A video of McCoy and Mena taking Gilmore into custody was posted to Facebook, with community members calling on city officials, police, and community leaders alike to respond and take action in the weeks since. The officers were cleared by Charleston Police after an internal investigation.
Police Chief Opie Smith II has referred the matter to the FBI for further review, Goodwin said in last week’s letter.
Gilmore’s parents have said she has special needs, and they intend to sue the city.
During the public comment portion of Monday’s meeting, Nikki Boggs, who said she was Mena’s mother-in-law, said the video that caused the “sideshow” didn’t show the whole incident, which she said included Gilmore fighting with McCoy prior to Mena’s arrival.
“I strongly back and support the Charleston Police Department and all the officers,” Boggs said after the meeting. “Until somebody walks in their shoes and does their job, they don’t have any right to judge and criticize because they haven’t ever done that and faced the danger the officers do.”
Boggs read from a prepared statement during the meeting, but her comments exceeded the allotted three minutes. Goodwin asked her to submit her written statement to the city clerk after the meeting to put them on record.
City Council President Becky Ceperley said there needs to be a mutual respect between community members and City Council members.
“The recent divisive behavior that has taken place lately only breaks the trust among us and the community,” Ceperley said. “The residents of the City of Charleston need to have trust in us and that we were elected to serve them, and we all need to work together in that regard.
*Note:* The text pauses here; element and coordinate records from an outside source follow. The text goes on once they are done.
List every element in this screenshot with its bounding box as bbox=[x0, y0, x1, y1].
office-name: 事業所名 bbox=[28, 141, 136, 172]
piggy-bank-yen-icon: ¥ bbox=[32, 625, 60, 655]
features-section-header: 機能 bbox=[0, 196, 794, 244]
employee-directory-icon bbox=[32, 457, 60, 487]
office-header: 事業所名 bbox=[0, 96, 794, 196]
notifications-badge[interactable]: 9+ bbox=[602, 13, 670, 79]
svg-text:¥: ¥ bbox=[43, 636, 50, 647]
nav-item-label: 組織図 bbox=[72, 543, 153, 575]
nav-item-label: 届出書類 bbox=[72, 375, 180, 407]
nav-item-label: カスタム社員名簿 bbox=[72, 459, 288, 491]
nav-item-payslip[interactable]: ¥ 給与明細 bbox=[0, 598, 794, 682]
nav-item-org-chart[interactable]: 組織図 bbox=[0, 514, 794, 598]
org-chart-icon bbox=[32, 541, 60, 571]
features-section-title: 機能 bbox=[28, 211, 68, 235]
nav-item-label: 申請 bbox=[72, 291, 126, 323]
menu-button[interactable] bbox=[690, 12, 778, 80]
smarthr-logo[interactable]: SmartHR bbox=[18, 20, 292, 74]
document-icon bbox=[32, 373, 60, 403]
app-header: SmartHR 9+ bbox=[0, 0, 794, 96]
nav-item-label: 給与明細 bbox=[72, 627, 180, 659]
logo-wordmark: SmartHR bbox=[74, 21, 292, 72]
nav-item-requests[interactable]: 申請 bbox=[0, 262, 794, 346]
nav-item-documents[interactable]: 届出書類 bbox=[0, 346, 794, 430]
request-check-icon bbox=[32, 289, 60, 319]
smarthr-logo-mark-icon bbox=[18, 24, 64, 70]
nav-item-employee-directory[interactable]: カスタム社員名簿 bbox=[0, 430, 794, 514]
In fact, they deserve us to have more respect for one another and to work with trust and respect for them and each other.”
In other news from Monday’s meeting, the city has launched a nationwide search for a new general manager for the Charleston Coliseum and Convention Center.
Council approved a $37,500 contract with SearchWide Global, a Minnesota-based firm, to conduct the search for a new manager. The search is expected to take 10 to 12 weeks. The firm will gather a group of candidates based on the preferences of the arena’s Board of Directors, employees and city officials, and help with interviews and a contract with the preferred candidate.
John Robertson retired as the arena’s general manager last month, after more than 40 years there.
Also Monday, council members agreed to make metered parking in the city free on Saturdays throughout the holiday season, starting Nov. 30 and running through Jan. 4.
The city has offered free holiday parking for at least 10 years, but this year expanded the policy from four weeks to six.
“We want to incentivize folks to shop local this holiday season,” Goodwin said in a news release after the meeting.
“By providing free Saturday parking at our meters city-wide, we hope to help drive traffic to our local retailers and restaurants.”